Torture is torture, and waterboarding is not an exception – UN expert urges the US not to reinstate it
Torture is torture
30 January 2017
GENEVA (30 January 2017) – The United Nations Special Rapporteur on torture, Nils Melzer, has appealed to US President Donald Trump not to reconsider the acceptability of waterboarding and other methods of torture used as interrogation techniques.
“Without any doubt, waterboarding amounts to torture,” said the independent expert tasked by the Human Rights Council with monitoring and reporting on the use of torture and other cruel, inhuman or degrading treatment or punishment around the world.
“Any tolerance, complacence or acquiescence with such practice, however exceptional and well-argued, will inevitably lead down a slippery slope towards complete arbitrariness and brute force,” Mr. Melzer cautioned.
“I urgently appeal to President Trump to carefully consider not only US legal obligations, doctrine and tradition, but also the consolidated legal and moral views of the entire international community before allowing the re-introduction of methods or interrogation that are more closely associated with barbarism than with civilization. I remain open to engage in a direct and constructive dialogue with the President.”
The Special Rapporteur noted that the US has always publicly affirmed its belief in the rule of law and respect for truth, and called on the Government to live up to the standards the nation has set both for itself and others.
“If the new Administration were to revive the use of torture, however, the consequences around the world would be catastrophic,” he warned. “Should Mr. Trump follow through on all of his pledges, more countries are likely to follow his lead and get back into the torture business – an ultimate disgrace for all of humanity.”
Three reasons why not to reinstate it
“First, waterboarding is a form of torture and, contrary to popular belief, torture simply does not work,” Mr. Melzer emphasized.

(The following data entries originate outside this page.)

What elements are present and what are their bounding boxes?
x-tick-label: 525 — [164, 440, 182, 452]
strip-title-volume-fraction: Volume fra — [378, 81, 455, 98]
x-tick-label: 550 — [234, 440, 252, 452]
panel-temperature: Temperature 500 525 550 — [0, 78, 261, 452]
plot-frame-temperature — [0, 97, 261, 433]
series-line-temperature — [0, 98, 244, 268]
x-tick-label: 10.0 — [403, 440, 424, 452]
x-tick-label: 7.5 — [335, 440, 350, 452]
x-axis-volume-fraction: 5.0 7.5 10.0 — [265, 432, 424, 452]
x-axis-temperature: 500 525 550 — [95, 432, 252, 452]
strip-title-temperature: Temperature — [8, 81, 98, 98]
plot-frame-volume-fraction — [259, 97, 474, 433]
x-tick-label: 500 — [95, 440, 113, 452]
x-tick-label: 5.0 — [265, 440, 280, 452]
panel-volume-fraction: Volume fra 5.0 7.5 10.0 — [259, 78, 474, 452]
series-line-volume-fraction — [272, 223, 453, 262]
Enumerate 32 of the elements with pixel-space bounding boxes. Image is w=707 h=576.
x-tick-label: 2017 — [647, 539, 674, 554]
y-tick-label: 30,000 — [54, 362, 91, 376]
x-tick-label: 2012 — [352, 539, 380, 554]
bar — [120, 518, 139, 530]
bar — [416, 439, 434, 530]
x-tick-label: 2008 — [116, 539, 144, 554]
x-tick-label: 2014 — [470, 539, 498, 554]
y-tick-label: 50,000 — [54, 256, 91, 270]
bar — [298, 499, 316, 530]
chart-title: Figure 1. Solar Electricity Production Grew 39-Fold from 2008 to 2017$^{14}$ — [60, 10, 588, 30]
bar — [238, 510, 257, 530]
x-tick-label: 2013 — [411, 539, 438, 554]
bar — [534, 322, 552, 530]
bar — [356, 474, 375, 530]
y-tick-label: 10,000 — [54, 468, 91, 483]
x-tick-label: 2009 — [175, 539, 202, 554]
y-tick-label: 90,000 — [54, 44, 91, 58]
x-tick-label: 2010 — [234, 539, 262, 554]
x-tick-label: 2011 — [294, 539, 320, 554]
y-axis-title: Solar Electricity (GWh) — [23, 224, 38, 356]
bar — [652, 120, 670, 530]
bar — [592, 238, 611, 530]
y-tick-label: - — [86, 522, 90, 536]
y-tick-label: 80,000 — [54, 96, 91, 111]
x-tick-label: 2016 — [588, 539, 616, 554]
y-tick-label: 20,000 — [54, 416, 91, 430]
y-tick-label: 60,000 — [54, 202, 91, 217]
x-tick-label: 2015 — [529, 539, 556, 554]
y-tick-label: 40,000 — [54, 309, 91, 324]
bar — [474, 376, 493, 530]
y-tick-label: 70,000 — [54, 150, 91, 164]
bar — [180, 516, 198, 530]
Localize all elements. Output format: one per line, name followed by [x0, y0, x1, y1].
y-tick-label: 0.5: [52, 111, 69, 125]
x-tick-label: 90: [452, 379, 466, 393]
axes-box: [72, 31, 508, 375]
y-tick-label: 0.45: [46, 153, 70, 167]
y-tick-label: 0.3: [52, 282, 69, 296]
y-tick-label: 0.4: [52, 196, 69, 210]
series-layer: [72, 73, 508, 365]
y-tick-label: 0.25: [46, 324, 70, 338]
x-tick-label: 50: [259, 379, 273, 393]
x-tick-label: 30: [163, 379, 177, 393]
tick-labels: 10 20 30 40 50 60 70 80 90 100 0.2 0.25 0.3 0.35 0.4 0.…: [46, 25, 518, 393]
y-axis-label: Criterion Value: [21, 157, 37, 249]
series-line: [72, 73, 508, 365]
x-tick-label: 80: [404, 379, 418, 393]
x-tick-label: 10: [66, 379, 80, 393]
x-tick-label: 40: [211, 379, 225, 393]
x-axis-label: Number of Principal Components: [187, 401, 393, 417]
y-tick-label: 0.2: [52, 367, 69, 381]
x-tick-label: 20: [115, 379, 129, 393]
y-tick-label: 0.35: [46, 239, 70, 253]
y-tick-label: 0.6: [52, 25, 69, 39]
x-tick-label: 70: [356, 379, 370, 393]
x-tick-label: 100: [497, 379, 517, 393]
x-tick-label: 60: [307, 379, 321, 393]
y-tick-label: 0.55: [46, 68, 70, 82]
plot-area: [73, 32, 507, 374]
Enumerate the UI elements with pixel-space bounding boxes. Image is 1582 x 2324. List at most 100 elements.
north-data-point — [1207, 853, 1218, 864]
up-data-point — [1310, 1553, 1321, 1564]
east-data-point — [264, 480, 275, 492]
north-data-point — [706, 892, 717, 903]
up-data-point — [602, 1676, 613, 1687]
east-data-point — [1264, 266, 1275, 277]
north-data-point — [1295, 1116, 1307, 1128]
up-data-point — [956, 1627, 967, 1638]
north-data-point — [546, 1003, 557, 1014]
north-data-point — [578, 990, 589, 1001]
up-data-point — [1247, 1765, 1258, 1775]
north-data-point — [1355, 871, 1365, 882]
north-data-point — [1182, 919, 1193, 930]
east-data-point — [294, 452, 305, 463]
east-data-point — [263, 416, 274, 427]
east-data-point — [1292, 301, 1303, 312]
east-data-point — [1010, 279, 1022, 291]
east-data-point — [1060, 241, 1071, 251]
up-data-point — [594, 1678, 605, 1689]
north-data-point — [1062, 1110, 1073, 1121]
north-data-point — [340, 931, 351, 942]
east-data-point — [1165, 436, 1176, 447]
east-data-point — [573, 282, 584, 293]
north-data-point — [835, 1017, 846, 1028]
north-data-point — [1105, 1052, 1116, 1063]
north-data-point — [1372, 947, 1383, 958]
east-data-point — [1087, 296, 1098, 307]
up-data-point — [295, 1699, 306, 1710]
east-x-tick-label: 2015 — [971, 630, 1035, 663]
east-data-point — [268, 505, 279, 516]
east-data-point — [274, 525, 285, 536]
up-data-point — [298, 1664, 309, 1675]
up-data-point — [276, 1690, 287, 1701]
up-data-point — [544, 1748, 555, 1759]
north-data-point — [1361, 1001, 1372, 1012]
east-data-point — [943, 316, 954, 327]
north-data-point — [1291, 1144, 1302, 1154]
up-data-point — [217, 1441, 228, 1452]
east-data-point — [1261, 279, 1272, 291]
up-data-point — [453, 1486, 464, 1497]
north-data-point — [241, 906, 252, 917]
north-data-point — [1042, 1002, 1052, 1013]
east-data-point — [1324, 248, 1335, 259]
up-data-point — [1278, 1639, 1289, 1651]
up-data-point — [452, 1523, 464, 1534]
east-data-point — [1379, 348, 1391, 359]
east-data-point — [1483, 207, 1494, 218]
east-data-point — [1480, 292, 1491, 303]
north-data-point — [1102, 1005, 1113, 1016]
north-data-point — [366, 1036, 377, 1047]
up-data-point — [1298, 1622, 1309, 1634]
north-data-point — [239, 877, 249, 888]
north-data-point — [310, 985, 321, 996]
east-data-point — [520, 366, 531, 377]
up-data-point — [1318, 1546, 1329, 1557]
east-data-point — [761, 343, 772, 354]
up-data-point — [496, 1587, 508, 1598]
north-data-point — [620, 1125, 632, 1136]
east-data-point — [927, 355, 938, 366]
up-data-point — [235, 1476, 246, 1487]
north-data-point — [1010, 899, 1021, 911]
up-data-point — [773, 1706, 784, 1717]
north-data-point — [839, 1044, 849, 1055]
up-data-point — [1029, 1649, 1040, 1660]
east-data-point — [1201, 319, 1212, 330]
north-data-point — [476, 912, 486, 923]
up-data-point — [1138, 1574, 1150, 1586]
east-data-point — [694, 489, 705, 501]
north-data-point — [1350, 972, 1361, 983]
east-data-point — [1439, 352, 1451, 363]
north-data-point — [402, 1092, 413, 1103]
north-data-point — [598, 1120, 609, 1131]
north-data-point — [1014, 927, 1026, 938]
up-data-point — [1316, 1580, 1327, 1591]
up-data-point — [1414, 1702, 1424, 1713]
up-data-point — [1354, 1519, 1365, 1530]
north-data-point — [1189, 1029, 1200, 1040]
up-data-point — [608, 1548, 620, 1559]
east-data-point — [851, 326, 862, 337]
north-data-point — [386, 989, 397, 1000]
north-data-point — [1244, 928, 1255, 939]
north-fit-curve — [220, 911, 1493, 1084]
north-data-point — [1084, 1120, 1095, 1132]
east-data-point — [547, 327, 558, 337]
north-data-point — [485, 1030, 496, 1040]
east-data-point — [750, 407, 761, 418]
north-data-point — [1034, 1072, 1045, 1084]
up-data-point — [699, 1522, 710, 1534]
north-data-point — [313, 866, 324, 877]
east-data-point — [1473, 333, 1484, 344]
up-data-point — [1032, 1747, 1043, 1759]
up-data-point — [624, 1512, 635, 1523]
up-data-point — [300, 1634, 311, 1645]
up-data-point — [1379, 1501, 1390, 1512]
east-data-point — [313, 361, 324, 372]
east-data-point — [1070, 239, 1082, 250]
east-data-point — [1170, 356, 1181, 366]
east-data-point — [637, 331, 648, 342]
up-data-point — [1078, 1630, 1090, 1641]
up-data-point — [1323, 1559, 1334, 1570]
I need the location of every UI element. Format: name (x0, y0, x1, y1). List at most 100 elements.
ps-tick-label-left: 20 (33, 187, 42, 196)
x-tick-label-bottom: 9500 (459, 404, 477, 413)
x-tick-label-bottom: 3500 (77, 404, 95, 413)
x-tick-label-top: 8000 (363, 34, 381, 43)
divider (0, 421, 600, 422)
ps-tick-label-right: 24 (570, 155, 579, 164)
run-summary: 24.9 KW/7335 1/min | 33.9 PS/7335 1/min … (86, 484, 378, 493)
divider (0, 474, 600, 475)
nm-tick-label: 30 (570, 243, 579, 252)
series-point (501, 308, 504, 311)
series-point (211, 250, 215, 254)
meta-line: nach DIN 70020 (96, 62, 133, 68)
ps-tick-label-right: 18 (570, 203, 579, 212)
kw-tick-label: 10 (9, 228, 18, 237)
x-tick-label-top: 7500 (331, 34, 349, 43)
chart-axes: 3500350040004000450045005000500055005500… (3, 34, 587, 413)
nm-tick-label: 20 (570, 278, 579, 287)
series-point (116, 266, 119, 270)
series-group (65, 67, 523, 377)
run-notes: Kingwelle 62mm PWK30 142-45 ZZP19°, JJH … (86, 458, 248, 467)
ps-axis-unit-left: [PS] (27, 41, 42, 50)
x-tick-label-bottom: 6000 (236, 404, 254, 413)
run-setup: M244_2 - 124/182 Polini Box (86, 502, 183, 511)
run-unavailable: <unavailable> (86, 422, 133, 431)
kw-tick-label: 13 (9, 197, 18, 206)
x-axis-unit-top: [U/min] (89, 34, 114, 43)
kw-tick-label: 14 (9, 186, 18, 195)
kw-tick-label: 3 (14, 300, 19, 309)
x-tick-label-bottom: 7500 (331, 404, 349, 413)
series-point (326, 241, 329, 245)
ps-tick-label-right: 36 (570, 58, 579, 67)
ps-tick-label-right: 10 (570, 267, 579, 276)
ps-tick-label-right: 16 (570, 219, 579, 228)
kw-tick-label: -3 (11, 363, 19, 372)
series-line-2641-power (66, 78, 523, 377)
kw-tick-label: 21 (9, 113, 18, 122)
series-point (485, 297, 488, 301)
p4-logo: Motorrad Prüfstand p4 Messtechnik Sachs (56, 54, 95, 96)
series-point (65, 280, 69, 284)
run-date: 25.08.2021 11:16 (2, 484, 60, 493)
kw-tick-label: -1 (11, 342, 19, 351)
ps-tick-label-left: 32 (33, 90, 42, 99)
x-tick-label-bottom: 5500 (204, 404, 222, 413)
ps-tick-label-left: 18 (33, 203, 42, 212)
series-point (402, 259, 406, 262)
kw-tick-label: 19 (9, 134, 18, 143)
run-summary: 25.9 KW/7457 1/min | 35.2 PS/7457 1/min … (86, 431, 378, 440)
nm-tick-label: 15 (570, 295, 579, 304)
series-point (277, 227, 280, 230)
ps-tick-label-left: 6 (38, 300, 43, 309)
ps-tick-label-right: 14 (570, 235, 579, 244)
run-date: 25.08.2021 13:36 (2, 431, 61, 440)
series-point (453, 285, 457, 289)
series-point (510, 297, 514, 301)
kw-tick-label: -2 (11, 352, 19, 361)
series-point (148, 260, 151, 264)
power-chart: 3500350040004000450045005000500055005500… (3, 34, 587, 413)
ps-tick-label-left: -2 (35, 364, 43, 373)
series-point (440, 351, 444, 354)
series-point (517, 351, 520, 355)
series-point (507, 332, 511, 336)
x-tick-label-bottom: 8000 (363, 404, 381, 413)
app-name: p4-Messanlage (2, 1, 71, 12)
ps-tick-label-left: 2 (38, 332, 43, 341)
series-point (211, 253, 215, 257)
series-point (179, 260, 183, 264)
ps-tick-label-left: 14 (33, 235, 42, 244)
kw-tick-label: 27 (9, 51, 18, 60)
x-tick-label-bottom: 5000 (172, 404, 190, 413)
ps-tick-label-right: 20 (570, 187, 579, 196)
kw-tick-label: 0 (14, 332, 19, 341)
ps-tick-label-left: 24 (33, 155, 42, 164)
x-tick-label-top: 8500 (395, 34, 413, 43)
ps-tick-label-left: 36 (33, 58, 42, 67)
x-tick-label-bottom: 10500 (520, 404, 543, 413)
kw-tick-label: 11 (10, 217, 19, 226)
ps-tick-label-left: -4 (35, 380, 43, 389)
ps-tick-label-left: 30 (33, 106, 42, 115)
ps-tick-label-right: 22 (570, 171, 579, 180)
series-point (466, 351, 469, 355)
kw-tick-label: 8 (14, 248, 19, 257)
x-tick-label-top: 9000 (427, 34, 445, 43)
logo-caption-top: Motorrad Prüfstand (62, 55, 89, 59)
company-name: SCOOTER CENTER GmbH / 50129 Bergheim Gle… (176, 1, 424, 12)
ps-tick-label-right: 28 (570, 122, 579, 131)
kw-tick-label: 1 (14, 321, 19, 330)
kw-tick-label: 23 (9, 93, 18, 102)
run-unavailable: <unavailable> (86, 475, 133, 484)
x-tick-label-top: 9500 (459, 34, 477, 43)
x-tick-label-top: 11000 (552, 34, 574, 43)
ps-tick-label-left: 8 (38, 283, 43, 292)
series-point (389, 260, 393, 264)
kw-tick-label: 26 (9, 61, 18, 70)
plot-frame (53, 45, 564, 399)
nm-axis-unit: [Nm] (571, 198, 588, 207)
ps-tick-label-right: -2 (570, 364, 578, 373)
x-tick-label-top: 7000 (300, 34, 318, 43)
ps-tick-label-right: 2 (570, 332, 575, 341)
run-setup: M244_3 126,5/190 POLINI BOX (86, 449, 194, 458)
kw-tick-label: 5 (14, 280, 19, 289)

“Torture is known to consistently produce false confessions and unreliable or misleading information,” he said. “Faced with the imminent threat of excruciating pain or anguish, victims simply will say anything –regardless of whether it is true– to make the pain stop and try to stay alive.”
The expert recalled the 2014 US Senate Intelligence Committee Report, which concluded that the CIA’s use of enhanced interrogation techniques, including waterboarding, was ‘not an effective means of acquiring intelligence or gaining cooperation from detainees’, a conclusion echoed by countless law enforcement agencies and scientific studies worldwide.
“Second, even if torture did work, that does not make it legally or morally acceptable,” he added. “Let us be clear: if you are looking for military advantage in war, you can argue that chemical weapons ‘work’, or terrorism ‘works’ as well.”
“However, all civilized peoples of this world have stood together to outlaw such abhorrent practices because, just as torture, they irreparably destroy the humanity and integrity not only of the victim, but also of the perpetrator and, ultimately of society as a whole,” Mr. Melzer underscored.
The Special Rapporteurs are part of what is known as the Special Procedures of the Human Rights Council. Special Procedures, the largest body of independent experts in the UN Human Rights system, is the general name of the Council’s independent fact-finding and monitoring mechanisms that address either specific country situations or thematic issues in all parts of the world. Special Procedures’ experts work on a voluntary basis; they are not UN staff and do not receive a salary for their work. They are independent from any government or organization and serve in their individual capacity.